Tra i più innovativi jewelry designer indipendenti sulla scena, a venti anni dalla sua prima uscita pubblica, il romano Fabio Salini interpreta un nuovo linguaggio di rottura

Lunedì, 01 Giugno 2020, by Federica Frosini


«Il gioiello va guardato con occhio celebrale, non con occhio retinico. Va spogliato della sua parte meramente figurativa, e caricato di valore concettuale. Un modo per renderlo moderno, perché se è vero che un gioiello vuole tradizione, è altrettanto vero che chiama evoluzione». Fabio Salini celebra proprio in questo memorabile anno 2020, un anniversario potente: i 20 anni dalla sua prima mostra organizzata a Roma nella storica gioielleria Petochi.
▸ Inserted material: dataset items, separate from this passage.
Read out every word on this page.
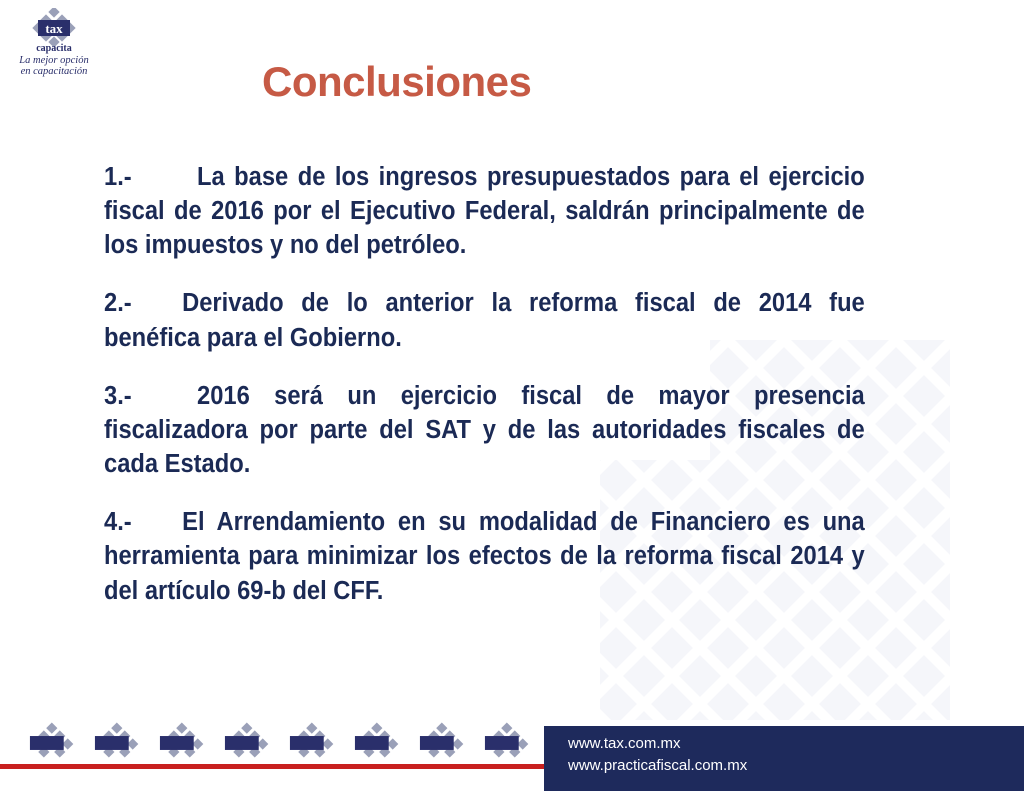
tax
capacita
La mejor opción
en capacitación	Conclusiones

1.-	La base de los ingresos presupuestados para el ejercicio fiscal de 2016 por el Ejecutivo Federal, saldrán principalmente de los impuestos y no del petróleo.

2.- Derivado de lo anterior la reforma fiscal de 2014 fue benéfica para el Gobierno.

3.-	2016 será un ejercicio fiscal de mayor presencia fiscalizadora por parte del SAT y de las autoridades fiscales de cada Estado.

4.- El Arrendamiento en su modalidad de Financiero es una herramienta para minimizar los efectos de la reforma fiscal 2014 y del artículo 69-b del CFF.

www.tax.com.mx
www.practicafiscal.com.mx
È lì che getta le prime basi per un nuovo linguaggio nella gioielleria, fatto di codici estetici e narrativi rivoluzionari, di simboli, materiali, pensieri che la elevano a una forma d'arte maggiore, contemporanea. Negli anni '80 ci aveva pensato Bulgari a farsi portavoce di una nuova rivoluzione preziosa, presentando nei plateaux più elitari un prodotto modulare, riflesso di quel fenomeno sociale e di quell'Italia industriale che andava a passo spedito. Nel decennio successivo, fu la volta di Jar, altro nome di rottura che riporta delicatezza, conquista i gusti più elaborati e intricati con volumi importanti, azzarda con il colore e infrange i dettami imposti dalla scalata del pavé di diamanti. «Il nostro non è un esercizio economico», precisa Fabio Salini. «La funzione di un designer è quella di lasciare il segno. Perché il gioiello nasce come rappresentazione di sé, ha un potere soprannaturale magico. È l'uomo che lo ha sporcato dandogli un valore economico. Io non parlo con fiori e fiocchi. Uso fibra di carbonio, cristallo di rocca, titanio, specchi. Voglio spogliare il gioiello dal suo significato più frivolo ed elevarlo sempre più a forma d'arte. Amo i rami di corallo per la loro forza selvaggia, così come la corda, il cuoio, le corna, tutti elementi che danno forza, e che rappresentano il mio modo di far dialogare il mondo maschile con quello femminile». Il suo è un mondo che esplora i materiali, così come le forme, le dimensioni, le strutture, con la capacità di tenere sempre viva quell'innovazione che lo colloca nell'Olimpo dei nuovi modernisti. Ed è proprio con questa accezione che lo celebra anche la storica del gioiello, studiosa e curatrice, Vivienne Becker, nel libro sulla sua futura mostra da Phillips a New York: «Il gioiello modernista di Fabio Salini dimostra una forte determinazione nell'innovare, osare, e nel voler riaccendere quello spirito di audacia e modernità, uniche leve per far evolvere sempre di più la gioielleria».